Pandora 20/07/2019Você sabe quem é Chrysanthème? Pois é, eu também não sabia. Uma das coisas que mais admiro na Carambaia é ela trazer autores desconhecidos, reeditar livros perdidos no tempo, desencavar textos que só haviam sido publicados em periódicos, enfim... nos brindar com verdadeiras preciosidades.
Maria Cecília Bandeira de Melo Vasconcelos, a Chrisanthème, nasceu em 1870 no Rio de Janeiro e era filha da também escritora Carmen Dolores, pseudônimo de Emília Moncorvo Bandeira de Melo. Ambas feministas; ambas com vasta produção literária e conhecidas em sua época; ambas esquecidas.
O estilo de vida livre de Chrysanthème, bem como os temas de seus livros foram muito criticados, inclusive pelo escritor Humberto de Campos: “Conhecedora da vida e da sociedade em que respira e se move, a sra. Crysanthème poderá fornecer às letras brasileiras excelentes romances de observação. Basta que se proponha a escrever mais sossegadamente e pondo em cena personagens pouco mais asseados de língua. “O que os outros não veem” foi escrito, evidentemente, mais para efeito moral que literário. Teria conseguido seu objetivo ascendendo nas mulheres o ódio ao homem? Eu não creio”. *
Só este tipo de crítica já me faria ficar interessadíssima na obra da autora.
"Enervadas" é narrado em primeira pessoa por Lúcia, uma rica, mimada e linda carioca de olhos de gata que é diagnosticada por seu belo e moderno médico como “enervada”. A enervação de Lúcia é, na verdade, um desejo de liberdade, um inconformismo diante do papel secundário relegado às mulheres, uma ânsia de viver plenamente sem se importar com a opinião alheia. Suas melhores amigas, que ela também chama de enervadas, são bem diferentes entre si: Maria Helena só se interessa por mulheres; Laura sai com um homem atrás do outro; Magdalena é apática e viciada em drogas; e Margarida é a satisfeita mãe de uma penca de filhos.
Lúcia é moderna, sim, mas seus desejos de liberdade são os de uma mulher afortunada e ciente do seu fascínio: passam por amores e vida sem regras, mas não incluem trabalho ou estudo. Na verdade, embora tentasse fugir de todas as pressões, Lúcia se via em conflito às vezes:
“Como são leves e passageiras essas resoluções das mulheres quando ninguém existe que as impulsione e as domine!”

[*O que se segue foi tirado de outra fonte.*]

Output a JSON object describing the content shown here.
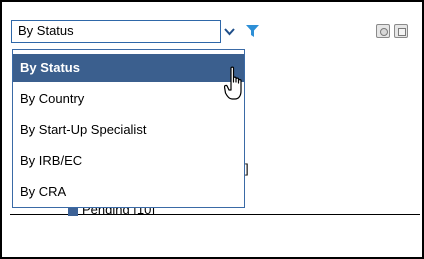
{
  "filter": {
    "selected_value": "By Status",
    "options": [
      "By Status",
      "By Country",
      "By Start-Up Specialist",
      "By IRB/EC",
      "By CRA"
    ],
    "selected_index": 0
  },
  "background": {
    "bracket_text": "]",
    "legend_label": "Pending [10]"
  },
  "colors": {
    "selected_option_bg": "#3b5f8e",
    "filter_icon": "#2d8fd6",
    "legend_swatch": "#3d6296"
  },
  "icons": [
    "chevron-down-icon",
    "filter-icon",
    "settings-icon",
    "minimize-icon",
    "hand-pointer-cursor"
  ]
}
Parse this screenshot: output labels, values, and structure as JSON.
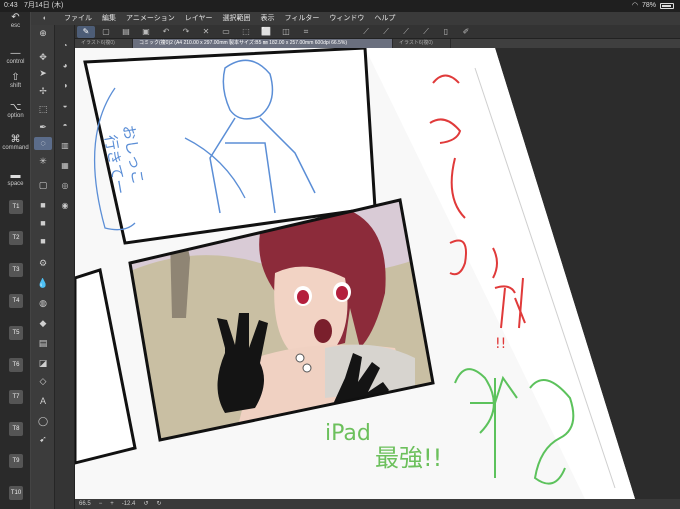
{
  "status": {
    "time": "0:43",
    "date": "7月14日 (木)",
    "wifi_icon": "wifi-icon",
    "battery": "78%"
  },
  "keys": {
    "esc": "esc",
    "control": "control",
    "shift": "shift",
    "option": "option",
    "command": "command",
    "space": "space",
    "tkeys": [
      "T1",
      "T2",
      "T3",
      "T4",
      "T5",
      "T6",
      "T7",
      "T8",
      "T9",
      "T10"
    ]
  },
  "menu": {
    "items": [
      "ファイル",
      "編集",
      "アニメーション",
      "レイヤー",
      "選択範囲",
      "表示",
      "フィルター",
      "ウィンドウ",
      "ヘルプ"
    ]
  },
  "tabs": [
    "イラスト6(複0)",
    "コミック(複0)2 (A4 210.00 x 297.00mm 製本サイズ:B5 ㎜ 182.00 x 257.00mm 600dpi 66.5%)",
    "イラスト6(複0)"
  ],
  "canvas": {
    "sketch_text_1": "おしっこ",
    "sketch_text_2": "行きてー",
    "red_text_1": "こうじゃに",
    "red_text_2": "!!",
    "green_text_1": "iPad",
    "green_text_2": "最強!!"
  },
  "bottom": {
    "zoom": "66.5",
    "angle": "-12.4"
  },
  "colors": {
    "main": "#3a2230",
    "sub": "#ffffff",
    "accent": "#5b6c8a"
  }
}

“(...) eu possuo duas almas: uma que, tranquila espectadora, analisa a outra, que se agita, se exalta, jura e rejura coisas que espantam a primeira.”
“Quero amá-lo, é necessário que eu ame, que me sujeite ao seu domínio, que me curve ao seu poder de homem.”
“Os homens não perdoam às mulheres que não os consideram como indispensáveis à sua existência (...)”
“Nasceu em mim uma necessidade de ser protegida que me torna de novo obediente e submissa a suas ordens.”
“Se todas nós tivermos de ler pela mesma cartilha e proceder como ela ordena, o mundo será monótono!…”
Enfim, a “enervada” Lúcia tenta viver de acordo com suas aspirações, mas vez ou outra escorrega. É uma narrativa agradável e dinâmica, mas por tudo o que apresenta, o final é decepcionante. De qualquer forma, vale muitíssimo o resgate da obra e, principalmente, de Chrysanthème.
*Citação comentada no posfácio de Beatriz Resende.